Le reste des chansons prend un tour nettement électro, notamment les excellents "AUTOmatic" et "Something in the water (does not compute)". La tonalité inquiétante et les paroles zarbis donne une ambiance inédite, entraperçue précédemment avec le titre "Annie Christian", qui tranche résolument avec le style jusqu'alors romantique ou festif de Prince. L'amour obsessionnel décrit dans "AUTOmatic" montre le coté angoissant d'une passion exclusive ("No1 else could understand U, you're 2 complex, They say nothing's perfect, but they don't know U"). Le titre se termine sur un choeur de femmes en pleurs, après cette sentence implacable "I can hear U, I'm going 2 have 2 torture U now". Bonjour la flippe. Idem concernant "Something in the water", Prince passe en mode parano lorsqu'il ne parvient pas à satisfaire sa bien-aimée ("Must be something in the water U drink 'cuz why else would a woman wanna treat a man so bad?").

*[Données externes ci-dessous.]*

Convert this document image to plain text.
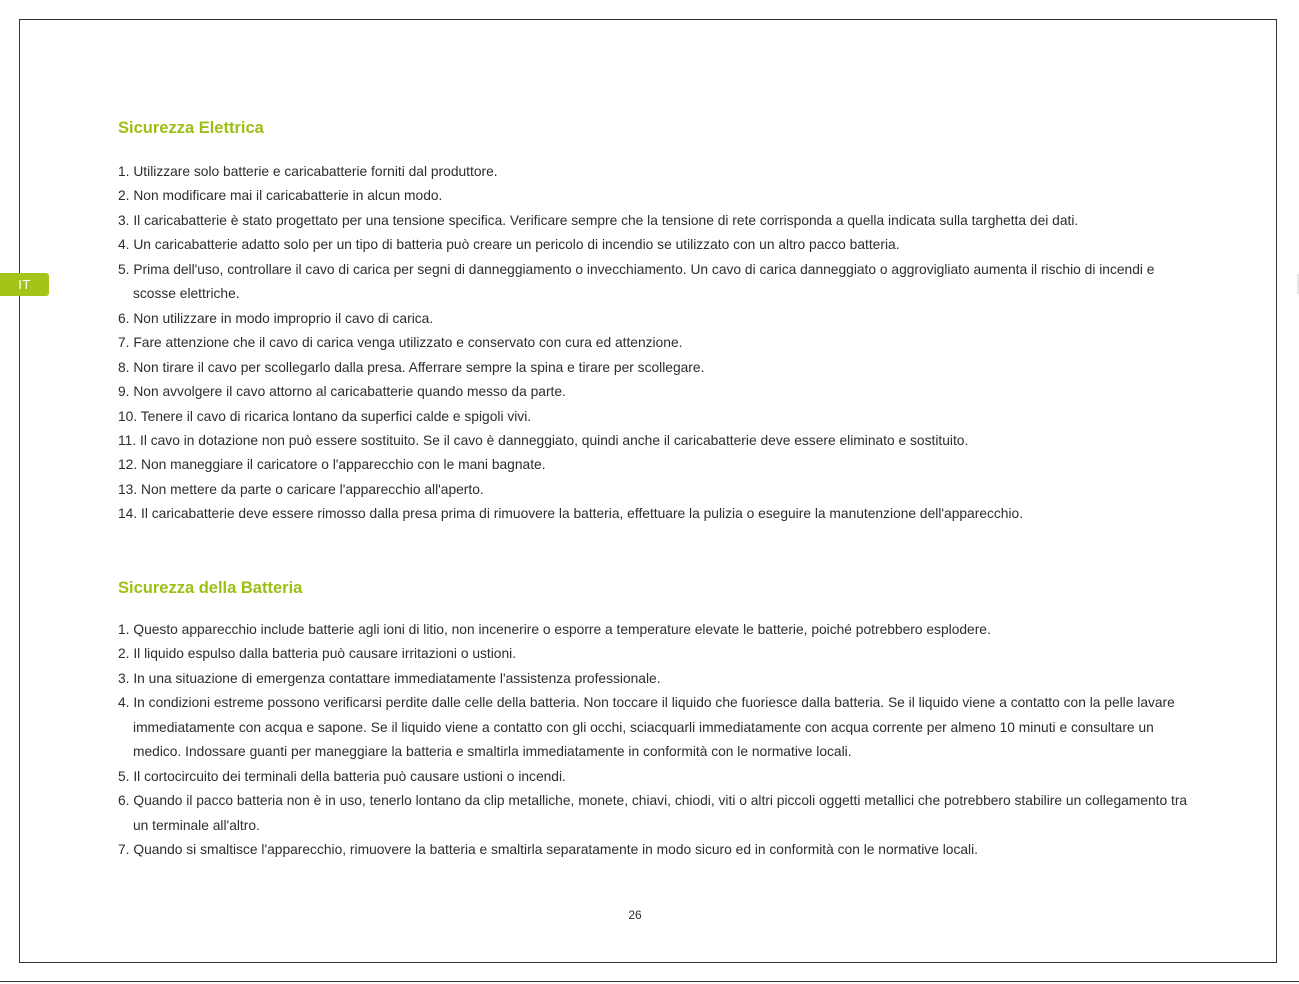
IT
Sicurezza Elettrica
1. Utilizzare solo batterie e caricabatterie forniti dal produttore.
2. Non modificare mai il caricabatterie in alcun modo.
3. Il caricabatterie è stato progettato per una tensione specifica. Verificare sempre che la tensione di rete corrisponda a quella indicata sulla targhetta dei dati.
4. Un caricabatterie adatto solo per un tipo di batteria può creare un pericolo di incendio se utilizzato con un altro pacco batteria.
5. Prima dell'uso, controllare il cavo di carica per segni di danneggiamento o invecchiamento. Un cavo di carica danneggiato o aggrovigliato aumenta il rischio di incendi e scosse elettriche.
6. Non utilizzare in modo improprio il cavo di carica.
7. Fare attenzione che il cavo di carica venga utilizzato e conservato con cura ed attenzione.
8. Non tirare il cavo per scollegarlo dalla presa. Afferrare sempre la spina e tirare per scollegare.
9. Non avvolgere il cavo attorno al caricabatterie quando messo da parte.
10. Tenere il cavo di ricarica lontano da superfici calde e spigoli vivi.
11. Il cavo in dotazione non può essere sostituito. Se il cavo è danneggiato, quindi anche il caricabatterie deve essere eliminato e sostituito.
12. Non maneggiare il caricatore o l'apparecchio con le mani bagnate.
13. Non mettere da parte o caricare l'apparecchio all'aperto.
14. Il caricabatterie deve essere rimosso dalla presa prima di rimuovere la batteria, effettuare la pulizia o eseguire la manutenzione dell'apparecchio.
Sicurezza della Batteria
1. Questo apparecchio include batterie agli ioni di litio, non incenerire o esporre a temperature elevate le batterie, poiché potrebbero esplodere.
2. Il liquido espulso dalla batteria può causare irritazioni o ustioni.
3. In una situazione di emergenza contattare immediatamente l'assistenza professionale.
4. In condizioni estreme possono verificarsi perdite dalle celle della batteria. Non toccare il liquido che fuoriesce dalla batteria. Se il liquido viene a contatto con la pelle lavare immediatamente con acqua e sapone. Se il liquido viene a contatto con gli occhi, sciacquarli immediatamente con acqua corrente per almeno 10 minuti e consultare un medico. Indossare guanti per maneggiare la batteria e smaltirla immediatamente in conformità con le normative locali.
5. Il cortocircuito dei terminali della batteria può causare ustioni o incendi.
6. Quando il pacco batteria non è in uso, tenerlo lontano da clip metalliche, monete, chiavi, chiodi, viti o altri piccoli oggetti metallici che potrebbero stabilire un collegamento tra un terminale all'altro.
7. Quando si smaltisce l'apparecchio, rimuovere la batteria e smaltirla separatamente in modo sicuro ed in conformità con le normative locali.
26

Les deux titres Rock de l'album, "Lady Cab Driver" et "All the Critics love U in New York", nerveux et efficaces, sont eux aussi décalés par rapport à ce que proposait l'artiste naguère. Prince réussi à mêler une sorte de mystique poétique avec un second degré libérateur dans l'écriture de ses textes, et reste incroyablement inspiré mélodiquement, partant dans des solos guitaristiques bien démonstratifs de ses capacités. Dans le premier il tente de se libérer de lui-même, s'évader de la solitude à l'aide d'une chauffeuse de taxi ("Lady, I'm so lonely, I know that's not the way 2 be, Don't want isolation, but the air it makes me cold, Drive it, baby, drive it, drive this demon out of me"). L'escapade escalade jusqu'au climax lors duquel notre Prince règle ses problèmes en prenant la jeune femme à la hussarde, probablement sur la banquette arrière de son taxi. Bah oui, on ne se refait pas. Le garçon continue à régler ses comptes dans "All the critics", cette fois avec l'hypocrisie du milieu artistique dans lequel il évolue depuis maintenant quelques années ("U don't have 2 keep the beat, they'll still think it's neat - in New York").
1999 est le premier double-album de Prince. Cela est en partie du à la durée des titres, qui pour la plupart dépassent allègrement les cinq minutes. S'il reste quelques vestiges de la première époque Princière avec des chansons Pop anecdotiques comme "Delirious" et les slows un peu datés "International Lover" ou "Free", la matière principale de cette production est neuve, et peut être vue comme le pont hybride entre la période Funk-Disco "Dirty Mind" et le choc Rock "Purple Rain".
Avec ses longues plages instrumentales inventives, ses sonorités nouvelles, ses textes plus aériens, cette production permet à Prince de prendre une envergure qui préfigure ses futurs chefs d'oeuvre.